As age slowed her pace, she was keen to contribute more to her life with us especially in the kitchen. She cared for her two granddaughters but she was keen to make a mark that would one day empower me to talk of “mother’s cooking.” She sure tried!

One night while we were out at a party, she put our children to bed and came into the kitchen to boil water. She turned on the gas, placed the vessel with water on the fire and went back to complete the last few words in the daily crossword. Sometime later, when we entered the house and passed the kitchen door there was a bright glowing object on the gas burner – the water had boiled, evaporated and the steel vessel stood out like an object from out of space!

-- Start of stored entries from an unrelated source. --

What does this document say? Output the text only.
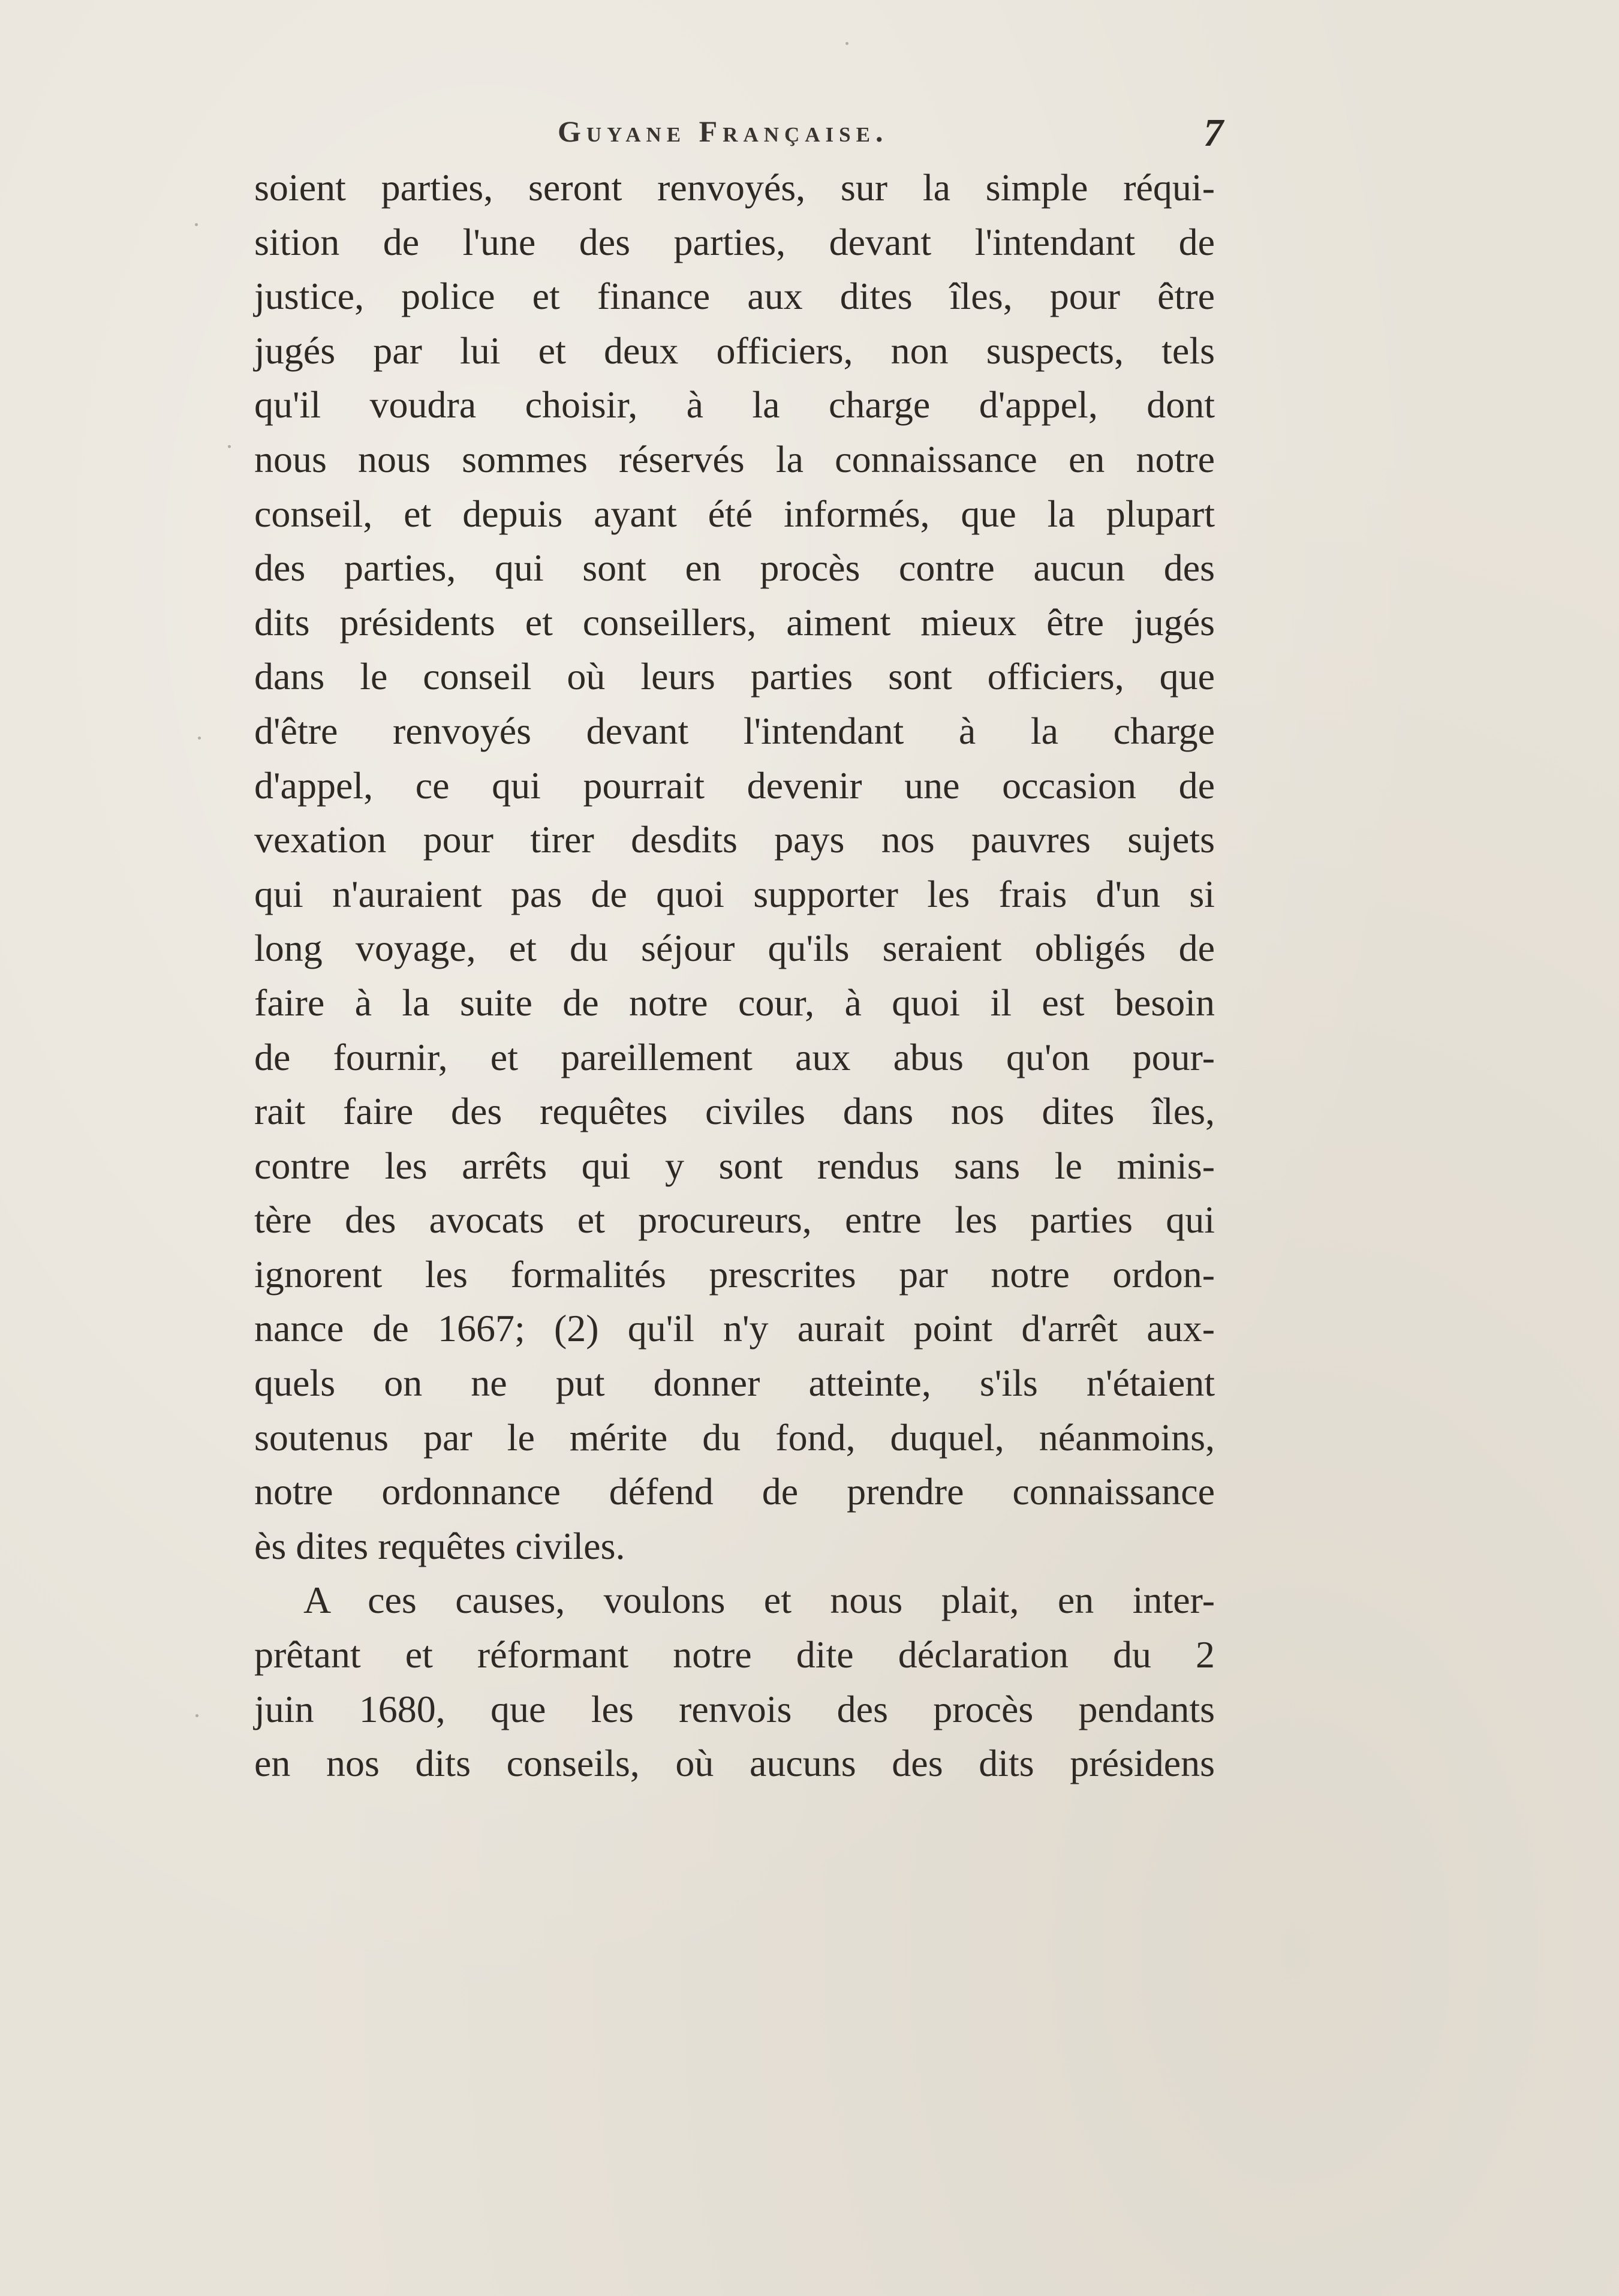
Guyane Française.	7
soient parties, seront renvoyés, sur la simple réqui-
sition de l'une des parties, devant l'intendant de
justice, police et finance aux dites îles, pour être
jugés par lui et deux officiers, non suspects, tels
qu'il voudra choisir, à la charge d'appel, dont
nous nous sommes réservés la connaissance en notre
conseil, et depuis ayant été informés, que la plupart
des parties, qui sont en procès contre aucun des
dits présidents et conseillers, aiment mieux être jugés
dans le conseil où leurs parties sont officiers, que
d'être renvoyés devant l'intendant à la charge
d'appel, ce qui pourrait devenir une occasion de
vexation pour tirer desdits pays nos pauvres sujets
qui n'auraient pas de quoi supporter les frais d'un si
long voyage, et du séjour qu'ils seraient obligés de
faire à la suite de notre cour, à quoi il est besoin
de fournir, et pareillement aux abus qu'on pour-
rait faire des requêtes civiles dans nos dites îles,
contre les arrêts qui y sont rendus sans le minis-
tère des avocats et procureurs, entre les parties qui
ignorent les formalités prescrites par notre ordon-
nance de 1667; (2) qu'il n'y aurait point d'arrêt aux-
quels on ne put donner atteinte, s'ils n'étaient
soutenus par le mérite du fond, duquel, néanmoins,
notre ordonnance défend de prendre connaissance
ès dites requêtes civiles.
A ces causes, voulons et nous plait, en inter-
prêtant et réformant notre dite déclaration du 2
juin 1680, que les renvois des procès pendants
en nos dits conseils, où aucuns des dits présidens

There were no damages and we never spoke about the object from out of space ever again. Life continued as before. As our girls grew up, she took them to school, read to them from the Panchatantra, taught them Sanskrit slokas and did everything grandmothers love to do. Every now and then between stories or homework she paused to ask if they could see what in her mind was the bigger picture.  Did they know what they wanted to be when they grew up?

That was my mother’s cooking – She believed that women can dream of a life beyond cinnamon and cassia, outsource cooking when necessary and focus on standing on their own two legs. She knew her granddaughters were still too young to take a call but that was reason enough to work hard to prepare the ground and opt for early sowing.